Social housing is the talk of the town
New housing project gets the talking heads’ attention: President Abdel Fattah El Sisi’s inauguration yesterday of a new social housing project in Sixth of October led the airwaves last night. Ala Mas’ouleety’s Ahmed Mousa spoke to Deputy Housing Minister Khaled Abbas, who said that the 13k new homes delivered yesterday are the latest batch of a 250k homes project of which 223k have been completed so far (watch, runtime: 4:01). The project aims to relocate residents of what the government has labeled “unsafe areas,” or parts of the slums in immediate danger, Abbas said. The government says that it has already moved most of the people in those areas into state-sponsored social housing, El Hekaya’s Amr Adib noted yesterday (watch, runtime: 5:32).
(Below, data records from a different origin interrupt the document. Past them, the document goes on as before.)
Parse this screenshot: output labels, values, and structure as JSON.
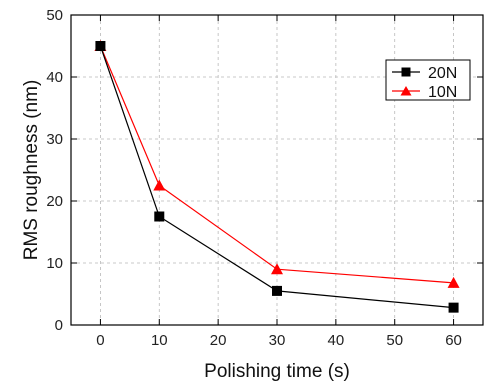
{
  "chart_data": {
    "type": "line",
    "xlabel": "Polishing time (s)",
    "ylabel": "RMS roughness (nm)",
    "xlim": [
      -5,
      65
    ],
    "ylim": [
      0,
      50
    ],
    "xticks": [
      0,
      10,
      20,
      30,
      40,
      50,
      60
    ],
    "yticks": [
      0,
      10,
      20,
      30,
      40,
      50
    ],
    "grid": true,
    "legend_position": "top-right",
    "series": [
      {
        "name": "20N",
        "color": "#000000",
        "marker": "square",
        "x": [
          0,
          10,
          30,
          60
        ],
        "y": [
          45,
          17.5,
          5.5,
          2.8
        ]
      },
      {
        "name": "10N",
        "color": "#ff0000",
        "marker": "triangle",
        "x": [
          0,
          10,
          30,
          60
        ],
        "y": [
          45,
          22.5,
          9,
          6.8
        ]
      }
    ]
  }
}
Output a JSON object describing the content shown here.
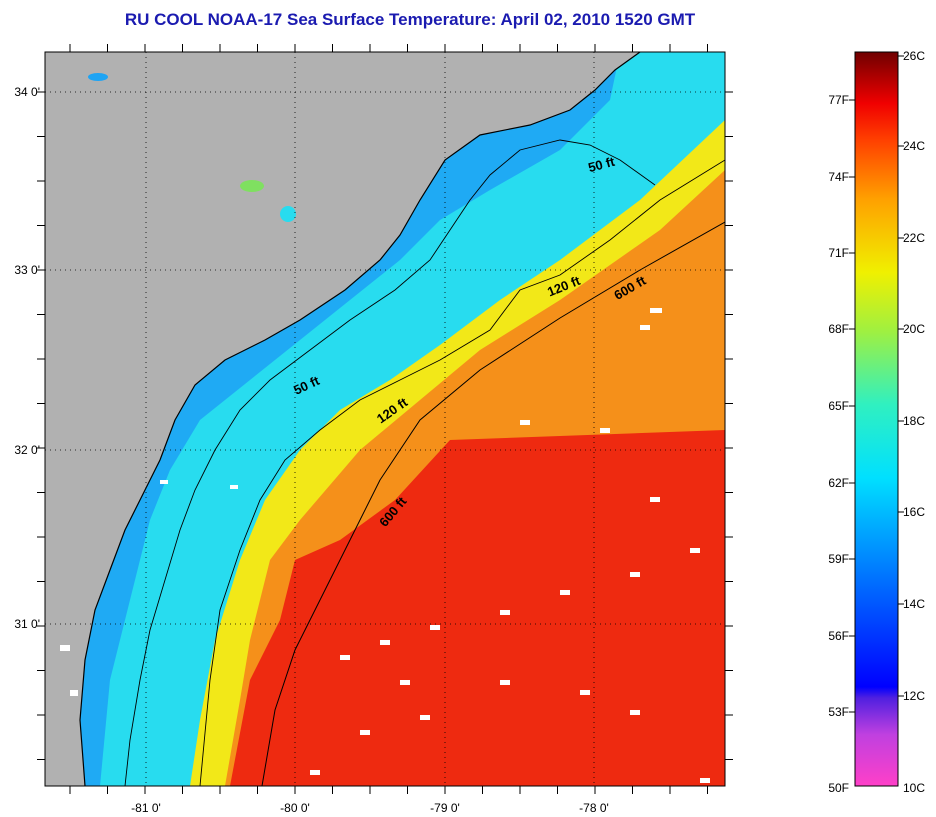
{
  "title": "RU COOL  NOAA-17  Sea Surface Temperature:  April 02, 2010 1520 GMT",
  "map": {
    "lat_labels": [
      "34 0'",
      "33 0'",
      "32 0'",
      "31 0'"
    ],
    "lon_labels": [
      "-81 0'",
      "-80 0'",
      "-79 0'",
      "-78 0'"
    ],
    "contour_labels": [
      {
        "text": "50 ft"
      },
      {
        "text": "120 ft"
      },
      {
        "text": "600 ft"
      },
      {
        "text": "50 ft"
      },
      {
        "text": "120 ft"
      },
      {
        "text": "600 ft"
      }
    ],
    "colors": {
      "land": "#b1b1b1",
      "cold": "#1fa0ff",
      "cool": "#22e0f2",
      "mid": "#f4ee10",
      "warm": "#f58a10",
      "hot": "#ee2010"
    }
  },
  "colorbar": {
    "fahrenheit_labels": [
      "77F",
      "74F",
      "71F",
      "68F",
      "65F",
      "62F",
      "59F",
      "56F",
      "53F",
      "50F"
    ],
    "celsius_labels": [
      "26C",
      "24C",
      "22C",
      "20C",
      "18C",
      "16C",
      "14C",
      "12C",
      "10C"
    ]
  }
}
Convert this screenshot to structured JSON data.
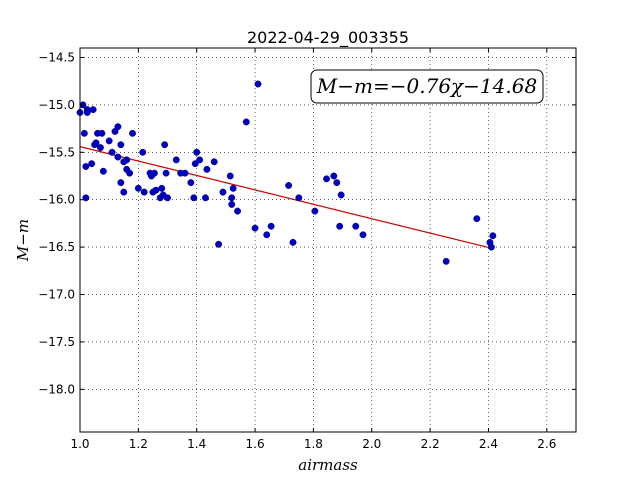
{
  "chart_data": {
    "type": "scatter",
    "title": "2022-04-29_003355",
    "xlabel": "airmass",
    "ylabel": "M−m",
    "xlim": [
      1.0,
      2.7
    ],
    "ylim": [
      -14.4,
      -18.45
    ],
    "y_inverted": true,
    "grid": true,
    "xticks": [
      1.0,
      1.2,
      1.4,
      1.6,
      1.8,
      2.0,
      2.2,
      2.4,
      2.6
    ],
    "xtick_labels": [
      "1.0",
      "1.2",
      "1.4",
      "1.6",
      "1.8",
      "2.0",
      "2.2",
      "2.4",
      "2.6"
    ],
    "yticks": [
      -14.5,
      -15.0,
      -15.5,
      -16.0,
      -16.5,
      -17.0,
      -17.5,
      -18.0
    ],
    "ytick_labels": [
      "−14.5",
      "−15.0",
      "−15.5",
      "−16.0",
      "−16.5",
      "−17.0",
      "−17.5",
      "−18.0"
    ],
    "annotation": "M−m=−0.76χ−14.68",
    "colors": {
      "points": "#0000bf",
      "fit_line": "#cc0000"
    },
    "fit": {
      "slope": -0.76,
      "intercept": -14.68,
      "x": [
        1.0,
        2.41
      ]
    },
    "points": [
      [
        1.0,
        -15.08
      ],
      [
        1.01,
        -15.0
      ],
      [
        1.015,
        -15.3
      ],
      [
        1.025,
        -15.05
      ],
      [
        1.025,
        -15.08
      ],
      [
        1.02,
        -15.65
      ],
      [
        1.02,
        -15.98
      ],
      [
        1.045,
        -15.05
      ],
      [
        1.04,
        -15.62
      ],
      [
        1.05,
        -15.42
      ],
      [
        1.055,
        -15.4
      ],
      [
        1.06,
        -15.3
      ],
      [
        1.07,
        -15.45
      ],
      [
        1.075,
        -15.3
      ],
      [
        1.08,
        -15.7
      ],
      [
        1.1,
        -15.38
      ],
      [
        1.11,
        -15.5
      ],
      [
        1.12,
        -15.28
      ],
      [
        1.13,
        -15.23
      ],
      [
        1.13,
        -15.55
      ],
      [
        1.14,
        -15.42
      ],
      [
        1.14,
        -15.82
      ],
      [
        1.15,
        -15.6
      ],
      [
        1.15,
        -15.92
      ],
      [
        1.16,
        -15.58
      ],
      [
        1.16,
        -15.68
      ],
      [
        1.17,
        -15.72
      ],
      [
        1.18,
        -15.3
      ],
      [
        1.2,
        -15.88
      ],
      [
        1.215,
        -15.5
      ],
      [
        1.22,
        -15.92
      ],
      [
        1.24,
        -15.72
      ],
      [
        1.245,
        -15.75
      ],
      [
        1.25,
        -15.92
      ],
      [
        1.255,
        -15.72
      ],
      [
        1.26,
        -15.9
      ],
      [
        1.275,
        -15.98
      ],
      [
        1.28,
        -15.88
      ],
      [
        1.285,
        -15.95
      ],
      [
        1.29,
        -15.42
      ],
      [
        1.295,
        -15.72
      ],
      [
        1.3,
        -15.98
      ],
      [
        1.33,
        -15.58
      ],
      [
        1.345,
        -15.72
      ],
      [
        1.36,
        -15.72
      ],
      [
        1.38,
        -15.82
      ],
      [
        1.39,
        -15.98
      ],
      [
        1.395,
        -15.62
      ],
      [
        1.4,
        -15.5
      ],
      [
        1.41,
        -15.58
      ],
      [
        1.43,
        -15.98
      ],
      [
        1.435,
        -15.68
      ],
      [
        1.46,
        -15.6
      ],
      [
        1.475,
        -16.47
      ],
      [
        1.49,
        -15.92
      ],
      [
        1.515,
        -15.75
      ],
      [
        1.52,
        -16.05
      ],
      [
        1.52,
        -15.98
      ],
      [
        1.525,
        -15.88
      ],
      [
        1.54,
        -16.12
      ],
      [
        1.57,
        -15.18
      ],
      [
        1.6,
        -16.3
      ],
      [
        1.61,
        -14.78
      ],
      [
        1.64,
        -16.37
      ],
      [
        1.655,
        -16.28
      ],
      [
        1.715,
        -15.85
      ],
      [
        1.73,
        -16.45
      ],
      [
        1.75,
        -15.98
      ],
      [
        1.805,
        -16.12
      ],
      [
        1.845,
        -15.78
      ],
      [
        1.87,
        -15.75
      ],
      [
        1.88,
        -15.82
      ],
      [
        1.89,
        -16.28
      ],
      [
        1.895,
        -15.95
      ],
      [
        1.945,
        -16.28
      ],
      [
        1.97,
        -16.37
      ],
      [
        2.255,
        -16.65
      ],
      [
        2.36,
        -16.2
      ],
      [
        2.405,
        -16.45
      ],
      [
        2.41,
        -16.5
      ],
      [
        2.415,
        -16.38
      ]
    ]
  }
}
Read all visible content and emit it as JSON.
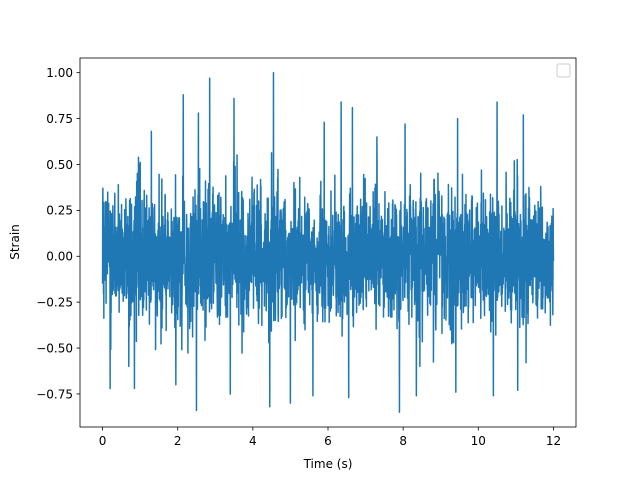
{
  "chart_data": {
    "type": "line",
    "title": "",
    "xlabel": "Time (s)",
    "ylabel": "Strain",
    "xlim": [
      -0.6,
      12.6
    ],
    "ylim": [
      -0.93,
      1.08
    ],
    "xticks": [
      0,
      2,
      4,
      6,
      8,
      10,
      12
    ],
    "xtick_labels": [
      "0",
      "2",
      "4",
      "6",
      "8",
      "10",
      "12"
    ],
    "yticks": [
      -0.75,
      -0.5,
      -0.25,
      0.0,
      0.25,
      0.5,
      0.75,
      1.0
    ],
    "ytick_labels": [
      "−0.75",
      "−0.50",
      "−0.25",
      "0.00",
      "0.25",
      "0.50",
      "0.75",
      "1.00"
    ],
    "grid": false,
    "legend": {
      "placement": "upper-right",
      "entries": []
    },
    "series": [
      {
        "color": "#1f77b4",
        "x_range": [
          0,
          12
        ],
        "typical_range": [
          -0.4,
          0.4
        ],
        "max_point": {
          "x": 4.55,
          "y": 1.0
        },
        "min_point": {
          "x": 7.9,
          "y": -0.85
        },
        "peaks": [
          {
            "x": 0.2,
            "y": 0.64
          },
          {
            "x": 1.3,
            "y": 0.68
          },
          {
            "x": 2.15,
            "y": 0.88
          },
          {
            "x": 2.55,
            "y": 0.78
          },
          {
            "x": 2.85,
            "y": 0.97
          },
          {
            "x": 3.5,
            "y": 0.86
          },
          {
            "x": 4.55,
            "y": 1.0
          },
          {
            "x": 5.9,
            "y": 0.73
          },
          {
            "x": 6.35,
            "y": 0.84
          },
          {
            "x": 6.65,
            "y": 0.81
          },
          {
            "x": 7.3,
            "y": 0.65
          },
          {
            "x": 8.05,
            "y": 0.72
          },
          {
            "x": 9.45,
            "y": 0.75
          },
          {
            "x": 10.5,
            "y": 0.84
          },
          {
            "x": 11.2,
            "y": 0.77
          }
        ],
        "troughs": [
          {
            "x": 0.2,
            "y": -0.72
          },
          {
            "x": 0.85,
            "y": -0.72
          },
          {
            "x": 1.95,
            "y": -0.7
          },
          {
            "x": 2.5,
            "y": -0.84
          },
          {
            "x": 3.4,
            "y": -0.75
          },
          {
            "x": 4.45,
            "y": -0.82
          },
          {
            "x": 5.0,
            "y": -0.8
          },
          {
            "x": 5.6,
            "y": -0.76
          },
          {
            "x": 6.55,
            "y": -0.77
          },
          {
            "x": 7.9,
            "y": -0.85
          },
          {
            "x": 8.35,
            "y": -0.76
          },
          {
            "x": 9.4,
            "y": -0.74
          },
          {
            "x": 10.4,
            "y": -0.76
          },
          {
            "x": 11.05,
            "y": -0.73
          }
        ]
      }
    ]
  }
}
The project is the latest of a string of initiatives to relocate families from slums to more modern residential areas with subsidized payment terms. The latest was last month’s completion of the Sen El Agouz social housing project on the outskirts of Giza, which Al Hayah Al Youm’s Moustafa Sherdy recapped yesterday in a sit-down with Khaled Sedeek, who heads the state-led Informal Settlements Development Fund (watch, runtime: 3:46).
Meanwhile, Egyptian schools are suffering due to overpopulation, Education Minister Tarek Shawky told MBC Masr last week (watch, runtime: 2:41). The ministry’s budget has allowed it to build an additional 14k classrooms, only half the number of classrooms needed to accommodate the new number of students enrolling every year, according to Shawky. Over the past two years, some 1.5 mn new students have enrolled into Egyptian schools, he explained, adding that there is a major problem with the overcrowding of schools and the ministry is working on it.
Also on the airwaves last night: Violence in the streets of Beirut on Thursday that killed seven people was among the talking points on El Hekaya and Sada El Balad (watch, runtime: 2:00 and runtime: 7:28). Shooting broke out when armed men opened fire on a Hezbollah and Amal march calling for the removal of judges investigating last year’s Beirut port blast. The Shi’a Muslim groups accused the gunmen of belonging to the Christian Lebanese Forces, a long-time rival.